Shhhh…Wanna Know a Fat-Loss Secret? It’s Not About Calories!

By F!L!W! Chief Dietitian Samantha Mark, RD, CDN

“I’m counting calories.”

“How many calories are in that?”

“How many calories should I have in a day?”

Calories. It’s all we seem to talk about these days. What exactly are they? Most simply, calories measure the energy in foods and beverages.

Too many calories can cause weight gain while consuming fewer calories can lead to weight loss. (A Registered Dietitian can determine your individual needs based on your age, gender, activity level and other factors).

However, eating healthy is about more than just counting calories. They’ll always be important, and you should always try to stay within a healthy range, yet it is also important to consider what goes in your food. But how?
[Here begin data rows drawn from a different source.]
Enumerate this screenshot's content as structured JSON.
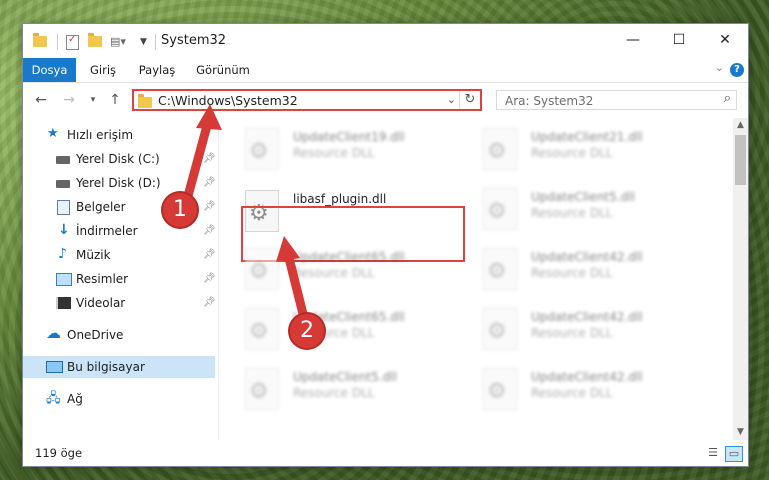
{
  "window": {
    "title": "System32",
    "controls": {
      "minimize": "—",
      "maximize": "☐",
      "close": "✕"
    }
  },
  "ribbon": {
    "tabs": [
      {
        "label": "Dosya",
        "active": true
      },
      {
        "label": "Giriş"
      },
      {
        "label": "Paylaş"
      },
      {
        "label": "Görünüm"
      }
    ],
    "help": "?"
  },
  "address": {
    "path": "C:\\Windows\\System32",
    "search_placeholder": "Ara: System32"
  },
  "sidebar": {
    "items": [
      {
        "label": "Hızlı erişim",
        "icon": "star-icon"
      },
      {
        "label": "Yerel Disk (C:)",
        "icon": "drive-icon",
        "pinned": true
      },
      {
        "label": "Yerel Disk (D:)",
        "icon": "drive-icon",
        "pinned": true
      },
      {
        "label": "Belgeler",
        "icon": "document-icon",
        "pinned": true
      },
      {
        "label": "İndirmeler",
        "icon": "download-icon",
        "pinned": true
      },
      {
        "label": "Müzik",
        "icon": "music-icon",
        "pinned": true
      },
      {
        "label": "Resimler",
        "icon": "pictures-icon",
        "pinned": true
      },
      {
        "label": "Videolar",
        "icon": "videos-icon",
        "pinned": true
      },
      {
        "label": "OneDrive",
        "icon": "cloud-icon"
      },
      {
        "label": "Bu bilgisayar",
        "icon": "computer-icon",
        "selected": true
      },
      {
        "label": "Ağ",
        "icon": "network-icon"
      }
    ]
  },
  "files": [
    {
      "name": "UpdateClient19.dll",
      "type": "Resource DLL",
      "blurred": true
    },
    {
      "name": "UpdateClient21.dll",
      "type": "Resource DLL",
      "blurred": true
    },
    {
      "name": "libasf_plugin.dll",
      "type": "",
      "blurred": false,
      "highlighted": true
    },
    {
      "name": "UpdateClient5.dll",
      "type": "Resource DLL",
      "blurred": true
    },
    {
      "name": "UpdateClient65.dll",
      "type": "Resource DLL",
      "blurred": true
    },
    {
      "name": "UpdateClient42.dll",
      "type": "Resource DLL",
      "blurred": true
    },
    {
      "name": "UpdateClient65.dll",
      "type": "Resource DLL",
      "blurred": true
    },
    {
      "name": "UpdateClient42.dll",
      "type": "Resource DLL",
      "blurred": true
    },
    {
      "name": "UpdateClient5.dll",
      "type": "Resource DLL",
      "blurred": true
    },
    {
      "name": "UpdateClient42.dll",
      "type": "Resource DLL",
      "blurred": true
    }
  ],
  "status": {
    "item_count": "119 öge"
  },
  "annotations": {
    "step1": "1",
    "step2": "2",
    "color": "#d63a36"
  }
}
When shopping, after you have reviewed the food label and determined the nutrient value, consider the ingredient list (located directly underneath or to the side of the food label). It lists all of the ingredients in the food product in descending order (the most common ingredient is listed first). Many processed foods can have long lists that are full of additives (all of which are safe for consumption, of course).

One ingredient that should catch your eye: sugar. Too much of it in your diet can lead to weight gain, so be conscious of the amount you consume each day. (The American Heart Association recommends no more than about nine teaspoons of added sugar for men, and no more than about six for women). If sugar is among the top three ingredients, opt for a similar food that has a little less (unfortunately, the amount of sugar listed on the label does not distinguish between natural and added sugar).
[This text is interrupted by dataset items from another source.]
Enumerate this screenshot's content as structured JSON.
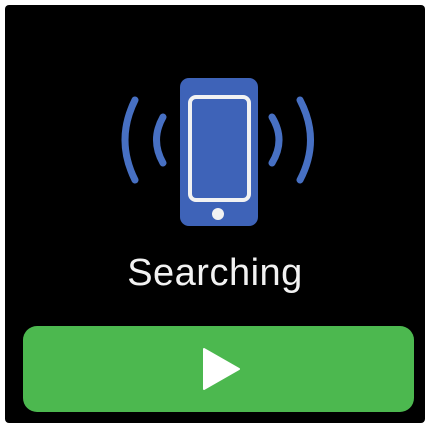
{
  "screen": {
    "background": "#000000",
    "status_text": "Searching",
    "icons": {
      "main": "phone-icon",
      "left_signal": "signal-waves-left-icon",
      "right_signal": "signal-waves-right-icon",
      "action": "play-icon"
    },
    "colors": {
      "phone_blue": "#3e63b8",
      "wave_blue": "#4770c3",
      "button_green": "#4cb84f",
      "text": "#f2f2f2"
    }
  },
  "action_button": {
    "icon": "play-icon",
    "color": "#4cb84f"
  }
}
High fructose corn syrup, corn syrup and brown sugar are just a few other ingredients to watch for.

One sure way to control the amount of ingredients in your food: buy “natural”. For example, in most cases frozen broccoli’s only

ingredient is broccoli. But buying a broccoli dish that comes in a sauce adds a slew of other ingredients.  If you are a juice drinker(try limiting yourself to four ounces per day) buy a 100% fruit juice, a pure juice product without added sugars.

Be smart in your choices. If you are very concerned about additives, opt for organics.

When shopping with a weight management agenda, it is very easy to get caught up on calories. But remember: calories give us a goal range for a healthy amount of food. We still must be mindful of what’s in the food.

Use the food label to help you count calories but use the ingredient list to make your foods count.